John Kemp is a Reuters market analyst. The views expressed are his own
LONDON, July 1 (Reuters) - Benchmark crude oil prices have barely moved for more than two months, implying the market has found a temporary equilibrium after the enormous price shock in the second half of 2014 and early 2015.
Over the last 30 trading days, the range between the highest and lowest closing prices for front-month Brent futures has been just $4.50 per barrel.
The highest close for the front-month futures contract was at $66.54 per barrel (May 21) and the lowest was $62.01 (June 29).
The trading range is the smallest since the shock began in June 2014, and down from a peak of almost $40 per barrel in early January 2015.
In dollars per barrel, the range has been narrow by the standard of the last decade (http://link.reuters.com/cew94w).
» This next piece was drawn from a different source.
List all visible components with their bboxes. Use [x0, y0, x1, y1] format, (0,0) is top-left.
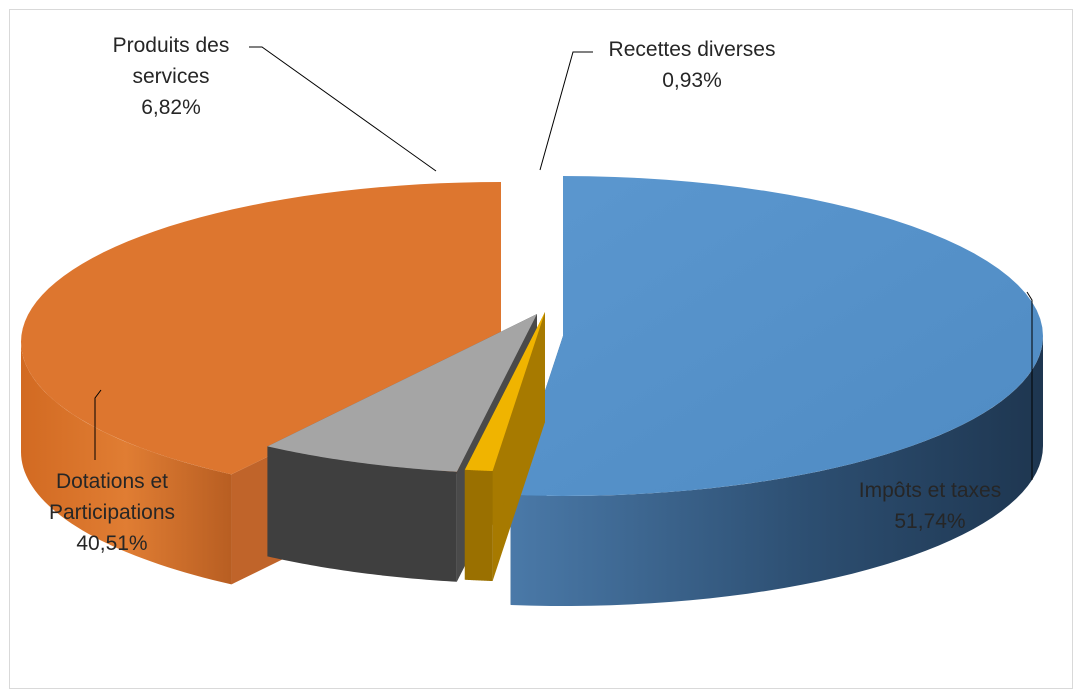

Even in percentage terms, which allow for differences in outright prices, the market has been quiet (http://link.reuters.com/few94w).
The trading range has been around 7 percent over the last 30 days, down from almost 40 percent at the start of 2015.
The price stabilisation implies the market believes $60-65 per barrel will gradually bring supply and demand back into balance, which seems sensible.
The low variability in prices is also helping anchor short- and medium-term expectations for producers and consumers at around the current level.
Expectations are not always correct but price convergence within a fairly narrow range makes it easier for producers and consumers to formulate budgets for the rest of 2015 and 2016.
Volatility is a subtle concept that has rather different meanings for different people in oil and other commodity markets.
For traders, investors and hedgers, "volatility" has a precise definition as the standard deviation of price moves over a given number of days and expressed at an annualised rate.
For commodity producers and consumers, however, volatility is not about daily price movements but ranges over a period of time.